# Dwarf Baby Tears & Christmas Moss



## logan84 (Jul 27, 2011)

So I have some DBTs in my tank that are having a hard time acclimating and taking root. Some of them are doing really well, actually, but the majority are just dying. I'm okay with this as I just need a few strong plants to take hold before total tank domination ensues.

My thing is that I have Christmas Moss hanging out on branches of wood in my tank. I keep finding what looks like single stems of DBTs sprouting up from the moss... I pull them out and they are super healthy - a vibrant green with a shiny white root just looking for love. 

Anyone have any experience with this? I purchase my moss from overseas as I can't find a good supplier locally - could maybe these not be DBTs and maybe some other hitch hiker? I've just never seen this before in any of my other mosses or any of my other tanks. 

Thanks!


----------



## jrman83 (Jul 9, 2010)

HC can be tough to grow. What type of substrate do you have? I assume that is where they are planted. The ones you are finding in your moss may just being doing better because they are up closer to the light.


----------



## logan84 (Jul 27, 2011)

I have a CarbiSea FloraMax layer covered with a fine black sand that I've used in all my other tanks. I've grown glosso and dwarf hair grass rather well in this mix so I feel that it's a good, easy substrate for me. 

My tank is a 12 gallon, long with a 39w T5HO so the lighting shouldn't be an issue in my opinon - however I'm on the forums eagerly awaiting any other opinions.  

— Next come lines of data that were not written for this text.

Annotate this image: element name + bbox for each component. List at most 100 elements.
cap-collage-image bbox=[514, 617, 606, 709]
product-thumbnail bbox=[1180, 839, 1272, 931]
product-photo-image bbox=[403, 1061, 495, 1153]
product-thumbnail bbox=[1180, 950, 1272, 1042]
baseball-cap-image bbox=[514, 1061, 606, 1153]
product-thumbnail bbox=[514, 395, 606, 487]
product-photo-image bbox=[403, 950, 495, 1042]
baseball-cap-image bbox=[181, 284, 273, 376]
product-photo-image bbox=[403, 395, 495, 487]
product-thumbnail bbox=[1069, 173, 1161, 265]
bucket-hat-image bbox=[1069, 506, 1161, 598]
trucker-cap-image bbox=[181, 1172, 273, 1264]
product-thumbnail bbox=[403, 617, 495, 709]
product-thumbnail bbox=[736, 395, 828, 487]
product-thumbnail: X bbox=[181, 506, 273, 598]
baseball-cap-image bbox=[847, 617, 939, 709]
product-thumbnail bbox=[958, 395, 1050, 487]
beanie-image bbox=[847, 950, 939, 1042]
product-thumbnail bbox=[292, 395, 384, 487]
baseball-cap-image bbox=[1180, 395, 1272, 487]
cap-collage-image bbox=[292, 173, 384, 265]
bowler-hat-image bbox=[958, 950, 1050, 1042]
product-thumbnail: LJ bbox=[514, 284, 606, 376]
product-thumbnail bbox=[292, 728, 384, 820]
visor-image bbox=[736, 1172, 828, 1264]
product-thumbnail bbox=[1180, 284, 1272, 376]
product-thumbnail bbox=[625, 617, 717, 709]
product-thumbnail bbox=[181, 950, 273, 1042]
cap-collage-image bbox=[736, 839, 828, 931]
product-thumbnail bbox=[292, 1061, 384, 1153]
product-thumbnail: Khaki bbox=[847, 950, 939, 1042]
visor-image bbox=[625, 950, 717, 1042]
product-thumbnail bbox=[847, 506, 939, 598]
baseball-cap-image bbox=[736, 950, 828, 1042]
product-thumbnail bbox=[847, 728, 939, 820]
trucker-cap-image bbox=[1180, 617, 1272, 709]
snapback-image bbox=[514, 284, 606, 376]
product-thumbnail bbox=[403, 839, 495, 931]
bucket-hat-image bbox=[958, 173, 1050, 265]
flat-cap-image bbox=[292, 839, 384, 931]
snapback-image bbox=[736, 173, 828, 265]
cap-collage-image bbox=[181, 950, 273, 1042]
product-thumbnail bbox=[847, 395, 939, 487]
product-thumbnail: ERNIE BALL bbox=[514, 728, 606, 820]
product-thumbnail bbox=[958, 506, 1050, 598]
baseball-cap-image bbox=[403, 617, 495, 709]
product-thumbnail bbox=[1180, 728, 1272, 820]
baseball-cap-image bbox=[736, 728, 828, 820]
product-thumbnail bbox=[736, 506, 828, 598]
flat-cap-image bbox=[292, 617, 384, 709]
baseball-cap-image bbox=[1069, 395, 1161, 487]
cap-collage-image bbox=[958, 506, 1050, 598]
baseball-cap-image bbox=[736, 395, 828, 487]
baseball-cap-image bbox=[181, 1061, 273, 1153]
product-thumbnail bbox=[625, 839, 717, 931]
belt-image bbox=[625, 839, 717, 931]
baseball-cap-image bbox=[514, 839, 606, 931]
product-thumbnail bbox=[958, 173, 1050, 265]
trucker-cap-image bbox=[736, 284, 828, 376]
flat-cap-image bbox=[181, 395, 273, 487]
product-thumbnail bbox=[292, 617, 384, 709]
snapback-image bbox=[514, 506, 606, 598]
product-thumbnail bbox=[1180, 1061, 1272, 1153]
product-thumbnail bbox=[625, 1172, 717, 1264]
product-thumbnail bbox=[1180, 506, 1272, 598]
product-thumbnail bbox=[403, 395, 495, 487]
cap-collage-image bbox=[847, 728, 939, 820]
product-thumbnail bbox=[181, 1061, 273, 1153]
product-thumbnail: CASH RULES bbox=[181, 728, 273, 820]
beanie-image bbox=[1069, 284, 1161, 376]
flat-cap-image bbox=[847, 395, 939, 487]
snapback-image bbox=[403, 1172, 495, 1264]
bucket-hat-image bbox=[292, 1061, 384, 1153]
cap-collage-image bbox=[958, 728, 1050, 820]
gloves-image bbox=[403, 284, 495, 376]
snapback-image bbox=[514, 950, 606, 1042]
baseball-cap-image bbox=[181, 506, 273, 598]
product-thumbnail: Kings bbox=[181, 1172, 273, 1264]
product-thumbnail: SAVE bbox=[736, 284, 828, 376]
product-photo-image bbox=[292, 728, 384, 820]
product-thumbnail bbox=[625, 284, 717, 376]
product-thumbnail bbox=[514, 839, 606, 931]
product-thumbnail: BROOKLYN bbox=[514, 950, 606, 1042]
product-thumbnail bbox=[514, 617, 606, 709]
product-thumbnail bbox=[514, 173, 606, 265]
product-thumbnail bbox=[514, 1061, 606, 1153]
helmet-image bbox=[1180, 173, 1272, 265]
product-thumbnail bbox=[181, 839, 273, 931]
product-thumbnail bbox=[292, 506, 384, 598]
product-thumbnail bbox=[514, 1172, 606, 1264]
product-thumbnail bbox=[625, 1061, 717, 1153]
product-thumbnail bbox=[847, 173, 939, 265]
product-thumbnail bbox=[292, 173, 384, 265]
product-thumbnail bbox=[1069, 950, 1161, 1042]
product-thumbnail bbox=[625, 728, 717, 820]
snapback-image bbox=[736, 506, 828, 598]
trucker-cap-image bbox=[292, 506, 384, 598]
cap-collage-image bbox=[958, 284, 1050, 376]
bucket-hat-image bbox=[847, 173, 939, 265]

Essentially the tears aren't too much closer to the bulb when they're in the moss. I am mostly curious as to the possibility this truly sounds like a case of my tears enjoying some moss as a substrate as well - it seems so odd but it's really neat if that's what's happening!


----------



## snail (Aug 6, 2010)

It seems like tiny bits have broken off and lodged in the moss where they for some reason like it and start growing well.


----------



## jrman83 (Jul 9, 2010)

Then I would say you should be good on lighting. It also likes a lot of CO2. Some say it won't grow without it. I have heard of others growing it without, if you have lighting, substrate, and a good fert plan covered.


----------